How to submit a claim to another insurer ?

A

a.     Member provides a written request to Allianz to claim the remaining costs that are not covered by Allianz to another insurer.

b.     Allianz issues a written notification on the claim amount and the amount covered by Allianz.

c.     Allianz will prepare copies of receipts that have been paid and legalized those documents, for the member to submit claim to another insurer.

 

13.

Q

What documents should I submit for claim ?

A

 

  • Claim form which is completely filled in and signed by member.
  • Original receipt of treatment.
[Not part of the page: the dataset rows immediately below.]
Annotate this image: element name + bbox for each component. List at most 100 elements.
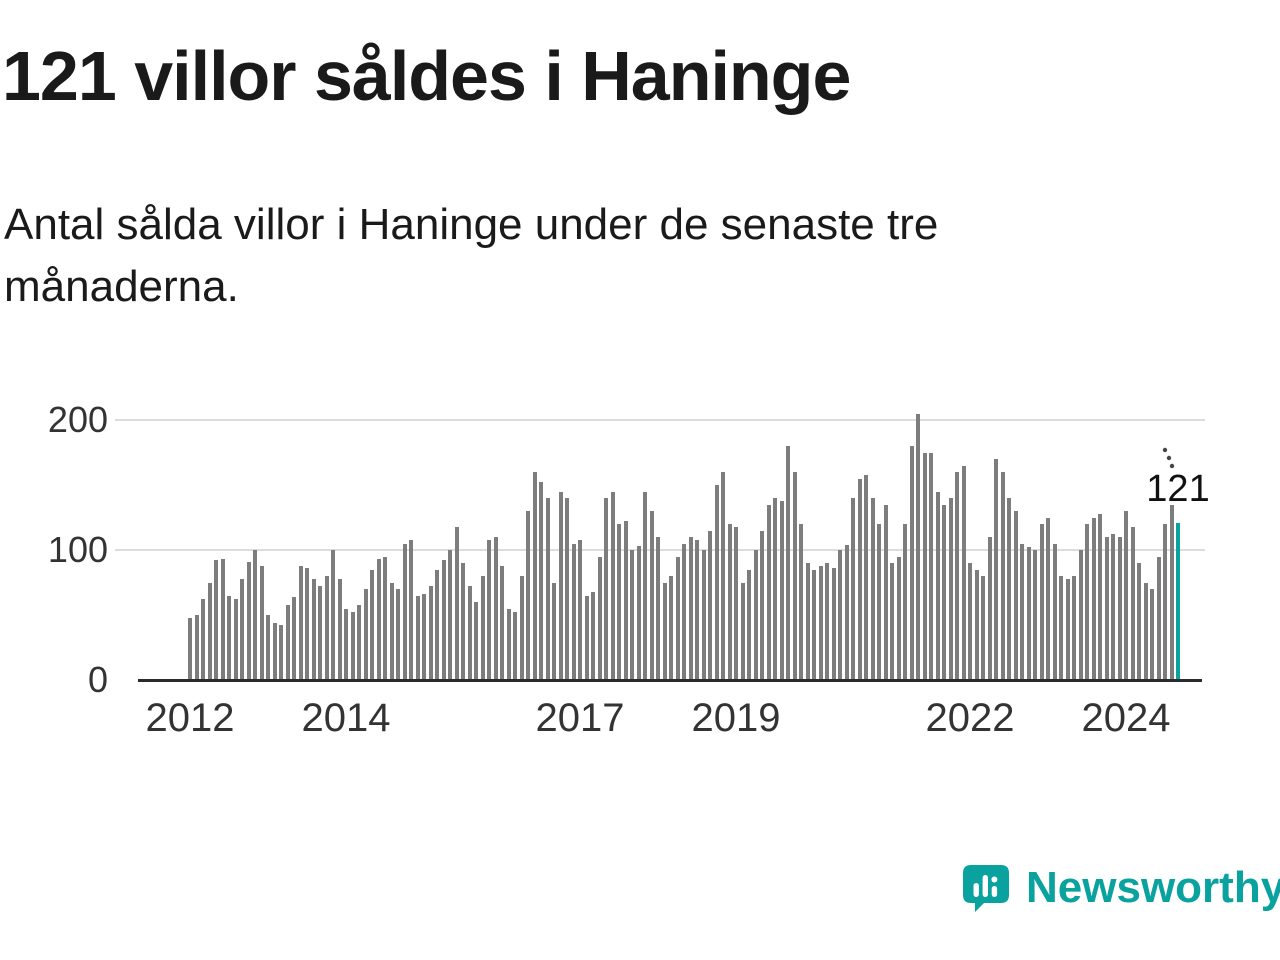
- bar: [409, 539, 413, 680]
- bar: [305, 568, 309, 680]
- bar: [617, 524, 621, 680]
- bar: [272, 622, 277, 680]
- bar: [246, 561, 251, 680]
- bar: [1013, 511, 1018, 680]
- chart-subtitle: Antal sålda villor i Haninge under de se…: [4, 200, 939, 311]
- bar: [1052, 543, 1057, 680]
- gridline: [115, 549, 1205, 551]
- bar: [435, 569, 439, 680]
- bar: [253, 550, 257, 680]
- bar: [948, 498, 953, 680]
- bar: [292, 596, 296, 680]
- bar: [740, 582, 745, 680]
- bar: [1104, 537, 1109, 680]
- bar: [266, 615, 270, 680]
- bar: [1039, 524, 1044, 680]
- bar: [474, 602, 478, 680]
- bar: [786, 446, 790, 680]
- bar: [1007, 498, 1011, 680]
- bar: [877, 524, 881, 680]
- bar: [903, 524, 907, 680]
- bar-series: [188, 380, 1180, 680]
- bar: [454, 526, 459, 680]
- bar: [792, 472, 797, 680]
- x-axis-label: 2019: [691, 696, 781, 740]
- x-axis-label: 2022: [925, 696, 1015, 740]
- bar: [1091, 517, 1096, 680]
- bar: [701, 550, 706, 680]
- bar: [220, 559, 225, 680]
- bar: [766, 504, 771, 680]
- bar: [194, 615, 199, 680]
- bar: [376, 559, 381, 680]
- bar: [467, 586, 472, 680]
- bar: [1085, 524, 1089, 680]
- bar: [591, 591, 595, 680]
- bar: [214, 560, 218, 680]
- bar: [1078, 550, 1083, 680]
- bar: [799, 524, 803, 680]
- bar: [825, 563, 829, 680]
- bar: [552, 582, 556, 680]
- bar: [519, 576, 524, 680]
- bar: [558, 491, 563, 680]
- bar: [259, 565, 264, 680]
- bar: [636, 546, 641, 680]
- bar: [441, 560, 446, 680]
- bar: [890, 563, 894, 680]
- bar: [545, 498, 550, 680]
- bar: [708, 530, 712, 680]
- bar: [760, 530, 764, 680]
- bar-chart: 0 100 200 2012 2014 2017 2019 2022 2024 121: [0, 380, 1280, 760]
- bar: [1000, 472, 1005, 680]
- bar: [669, 576, 673, 680]
- bar: [350, 612, 355, 680]
- bar: [227, 595, 231, 680]
- bar: [916, 413, 920, 680]
- bar: [922, 452, 927, 680]
- bar: [1124, 511, 1128, 680]
- brand-footer: Newsworthy: [960, 862, 1280, 914]
- bar: [337, 578, 342, 680]
- bar: [1137, 563, 1141, 680]
- x-axis-label: 2024: [1081, 696, 1171, 740]
- bar: [857, 478, 862, 680]
- bar: [864, 474, 868, 680]
- bar: [955, 472, 959, 680]
- bar: [415, 595, 420, 680]
- bar: [201, 599, 205, 680]
- bar: [318, 586, 322, 680]
- bar: [584, 595, 589, 680]
- bar: [721, 472, 725, 680]
- bar: [942, 504, 946, 680]
- bar: [688, 537, 693, 680]
- bar: [818, 565, 823, 680]
- y-axis-label: 100: [47, 529, 108, 570]
- bar: [448, 550, 452, 680]
- bar: [357, 604, 361, 680]
- bar: [675, 556, 680, 680]
- bar: [753, 550, 758, 680]
- bar: [831, 568, 836, 680]
- last-value-label: 121: [1146, 468, 1210, 510]
- bar: [883, 504, 888, 680]
- bar: [896, 556, 901, 680]
- y-axis-label: 0: [87, 659, 108, 700]
- bar: [500, 565, 504, 680]
- bar: [623, 521, 628, 680]
- bar: [844, 544, 849, 680]
- bar: [480, 576, 485, 680]
- x-axis-label: 2012: [145, 696, 235, 740]
- bar: [630, 550, 634, 680]
- bar: [610, 491, 615, 680]
- bar: [571, 543, 576, 680]
- bar: [714, 485, 719, 680]
- bar: [513, 612, 517, 680]
- bar: [1020, 543, 1024, 680]
- bar: [363, 589, 368, 680]
- bar: [1156, 556, 1161, 680]
- newsworthy-chart-bubble-icon: [963, 865, 1009, 912]
- bar: [597, 556, 602, 680]
- bar: [734, 526, 738, 680]
- bar: [604, 498, 608, 680]
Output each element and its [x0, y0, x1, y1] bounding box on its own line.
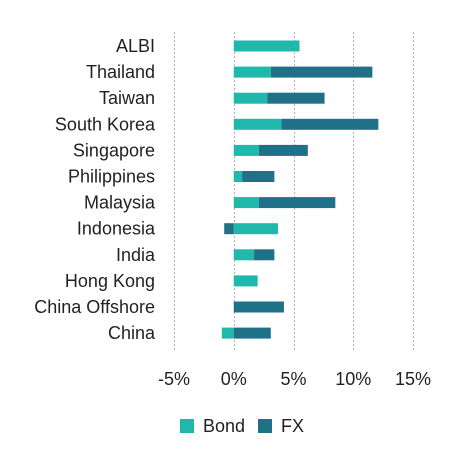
bars [221, 40, 379, 339]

For treatment outside Indonesia, receipt is the same as a tax invoice or official receipt.
  • Claims with notes, bills, invoices and payment receipts that are not included in the above, will not be processed.
  • Medical resume which is completely filled in and signed by related doctor.
  • Details of expenses.
  • Copy of prescription or diagnostic result, if any.

 

14.

Q

How to submit a claim that have been submitted to another insurer and the remaining is claimed to Allianz ?

A

Member sends all copy claim document and receipts that have been legalized by the other insurer along with a written notification from the other insurer on the amount that has been claimed and the amount paid by the other insurer.

 

15.

Q

What does it mean by “the same hospitalization period is 30 days” ?

A

The same hospitalization period is a sequence of hospitalization or surgery, from the first day until the last day that the member is hospitalized, including sequence of treatment for the same illness or accident or that is related, which occur 30 (thirty) days from the date the member got out of the hospital.

 

When a member is treated again with the same illness after 10 days from the last date he/ she was hospitalized, then it is still considered one period of the same hospitalization.

 

16.

Q

Allianz issued a Surgery Table, what if a member went through a surgery but the classification of surgery applied in the hospital is different than what is applied by Allianz ?

A

When there is a different surgery classification applied in the hospital, then the valid regulation is the surgery classification according to Allianz Surgery Table.